On an adaptive filter for altimetric data assimilation and its application to a primitive equation model, MICOM

In a reduced-order adaptive filtering approach, we demonstrate a possibility to overcome two major difficulties in estimating oceanic circulation: a very high dimension of the system state and uncertainties in specification of the model error statistics. This approach is based essentially on the assumption that a particular parametrized gain matrix has been selected and the tuning parameters are adjusted by minimizing the mean prediction error. In the present paper we apply a reduced-order adaptive filter for solving the problem of assimilating altimetric sea surface height into a primitive equation model: the Miami isopycnic coordinate ocean model (MICOM). A gain structure is described which is proven to be very efficient in the twin experiments. The assimilation algorithm to be employed in the identical twin experiment is a reduced-order filter whose reduced state consists of the layer thickness. The velocity update is calculated from the geostrophic hypothesis. The gain structure for the non-adaptive filter is obtained on the basis of three principal hypotheses: (H1) analysis error for the system output is cancelled in the case of noise-free observations (as is done naturally in a standard Kalman filter for noise-free observation); (H2) conservation of linear potential vorticity; (H3) no correction for the velocity at the bottom layer. The initial values of the parameters in the gain will be selected in such a way that the filter behaves exactly as the Cooper’Haines filter (CHF) at the first data update step.
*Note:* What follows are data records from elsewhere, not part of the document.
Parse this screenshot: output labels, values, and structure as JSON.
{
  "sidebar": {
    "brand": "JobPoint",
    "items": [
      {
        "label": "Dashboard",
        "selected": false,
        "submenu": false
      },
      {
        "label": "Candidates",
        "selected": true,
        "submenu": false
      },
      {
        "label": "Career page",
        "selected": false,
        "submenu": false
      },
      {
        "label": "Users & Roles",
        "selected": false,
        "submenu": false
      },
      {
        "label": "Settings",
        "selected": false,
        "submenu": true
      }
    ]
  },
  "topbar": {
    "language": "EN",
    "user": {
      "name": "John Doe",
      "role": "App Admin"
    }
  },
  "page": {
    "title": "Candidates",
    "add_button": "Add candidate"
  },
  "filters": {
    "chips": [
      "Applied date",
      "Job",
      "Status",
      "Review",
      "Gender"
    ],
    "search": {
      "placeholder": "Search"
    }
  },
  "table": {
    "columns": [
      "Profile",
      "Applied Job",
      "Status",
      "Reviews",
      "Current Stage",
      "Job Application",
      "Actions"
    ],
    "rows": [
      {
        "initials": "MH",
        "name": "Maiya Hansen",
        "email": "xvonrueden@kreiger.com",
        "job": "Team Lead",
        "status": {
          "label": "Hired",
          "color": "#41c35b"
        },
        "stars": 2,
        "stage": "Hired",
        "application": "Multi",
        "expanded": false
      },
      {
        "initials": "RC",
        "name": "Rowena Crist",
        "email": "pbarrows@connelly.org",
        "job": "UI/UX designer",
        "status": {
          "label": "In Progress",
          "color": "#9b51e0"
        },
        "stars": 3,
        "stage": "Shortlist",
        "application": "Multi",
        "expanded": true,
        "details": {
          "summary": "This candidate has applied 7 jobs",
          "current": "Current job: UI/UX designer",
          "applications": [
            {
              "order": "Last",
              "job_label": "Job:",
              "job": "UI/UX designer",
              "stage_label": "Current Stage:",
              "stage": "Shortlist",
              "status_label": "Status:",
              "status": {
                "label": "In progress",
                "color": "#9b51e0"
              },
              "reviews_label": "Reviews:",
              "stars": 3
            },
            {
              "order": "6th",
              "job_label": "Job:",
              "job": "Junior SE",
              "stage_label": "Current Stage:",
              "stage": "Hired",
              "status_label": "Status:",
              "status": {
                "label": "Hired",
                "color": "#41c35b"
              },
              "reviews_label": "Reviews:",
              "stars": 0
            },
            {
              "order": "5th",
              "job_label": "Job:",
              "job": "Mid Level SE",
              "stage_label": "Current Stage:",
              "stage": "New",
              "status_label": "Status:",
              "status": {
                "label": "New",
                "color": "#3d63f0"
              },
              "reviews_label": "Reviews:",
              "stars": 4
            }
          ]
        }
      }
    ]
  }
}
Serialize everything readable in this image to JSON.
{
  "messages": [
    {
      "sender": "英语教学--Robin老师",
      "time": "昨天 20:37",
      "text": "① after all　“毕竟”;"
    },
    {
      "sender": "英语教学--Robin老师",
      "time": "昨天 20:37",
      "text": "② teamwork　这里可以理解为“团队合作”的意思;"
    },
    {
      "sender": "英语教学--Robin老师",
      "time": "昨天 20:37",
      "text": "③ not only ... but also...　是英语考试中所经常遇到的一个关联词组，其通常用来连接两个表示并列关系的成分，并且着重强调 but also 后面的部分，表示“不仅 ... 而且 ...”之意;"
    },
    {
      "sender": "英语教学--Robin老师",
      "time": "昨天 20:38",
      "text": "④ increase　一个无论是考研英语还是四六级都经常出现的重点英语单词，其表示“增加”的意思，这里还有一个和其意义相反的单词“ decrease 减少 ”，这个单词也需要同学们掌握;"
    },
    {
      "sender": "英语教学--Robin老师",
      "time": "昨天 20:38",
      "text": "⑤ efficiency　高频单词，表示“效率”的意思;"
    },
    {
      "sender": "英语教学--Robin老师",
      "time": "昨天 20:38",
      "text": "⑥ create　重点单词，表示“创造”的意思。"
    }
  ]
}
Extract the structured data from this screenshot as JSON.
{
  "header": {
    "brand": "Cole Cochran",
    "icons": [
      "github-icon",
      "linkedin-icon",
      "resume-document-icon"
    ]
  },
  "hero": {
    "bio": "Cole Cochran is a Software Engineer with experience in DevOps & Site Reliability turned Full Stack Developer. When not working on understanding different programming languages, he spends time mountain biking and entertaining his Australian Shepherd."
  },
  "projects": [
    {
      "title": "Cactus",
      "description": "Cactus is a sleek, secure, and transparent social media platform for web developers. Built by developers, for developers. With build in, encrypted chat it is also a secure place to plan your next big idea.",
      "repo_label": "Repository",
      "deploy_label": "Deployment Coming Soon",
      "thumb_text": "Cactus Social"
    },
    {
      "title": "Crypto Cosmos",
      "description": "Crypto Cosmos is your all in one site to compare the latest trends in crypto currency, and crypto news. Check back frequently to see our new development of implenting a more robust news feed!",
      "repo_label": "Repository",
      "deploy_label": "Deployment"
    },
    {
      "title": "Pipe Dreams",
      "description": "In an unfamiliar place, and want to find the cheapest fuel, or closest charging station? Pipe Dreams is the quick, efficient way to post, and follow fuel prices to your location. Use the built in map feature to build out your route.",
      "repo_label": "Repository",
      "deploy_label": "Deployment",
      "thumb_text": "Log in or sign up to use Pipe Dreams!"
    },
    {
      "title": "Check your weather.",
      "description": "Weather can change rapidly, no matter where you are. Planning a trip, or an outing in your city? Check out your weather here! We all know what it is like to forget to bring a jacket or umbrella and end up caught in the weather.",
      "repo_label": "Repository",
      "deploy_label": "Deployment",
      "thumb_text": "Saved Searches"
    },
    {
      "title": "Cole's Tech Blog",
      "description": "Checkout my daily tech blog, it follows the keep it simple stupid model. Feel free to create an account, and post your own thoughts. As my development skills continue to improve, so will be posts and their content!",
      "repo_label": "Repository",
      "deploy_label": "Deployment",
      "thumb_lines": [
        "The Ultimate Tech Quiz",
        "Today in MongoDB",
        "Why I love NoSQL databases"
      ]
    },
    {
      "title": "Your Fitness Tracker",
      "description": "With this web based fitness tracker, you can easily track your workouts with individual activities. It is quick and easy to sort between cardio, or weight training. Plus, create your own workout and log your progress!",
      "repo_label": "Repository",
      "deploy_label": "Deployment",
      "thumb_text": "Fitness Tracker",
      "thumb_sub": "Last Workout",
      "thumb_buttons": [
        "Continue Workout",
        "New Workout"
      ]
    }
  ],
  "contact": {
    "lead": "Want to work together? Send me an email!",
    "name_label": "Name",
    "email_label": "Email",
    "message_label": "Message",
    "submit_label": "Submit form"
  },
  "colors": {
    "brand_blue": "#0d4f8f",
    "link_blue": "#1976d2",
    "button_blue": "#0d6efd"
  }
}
It is shown that the adaptive filter, which relaxes one or several of the above hypotheses, is capable of producing the better estimates for the ocean state (layer thickness and velocity) compared to that produced by the CHF in all layers, surface or subsurface. Numerical experiments demonstrate the excellent capacity of the adaptive filter to extract useful information from surface observations for inferring the oceanic circulation in the MICOM.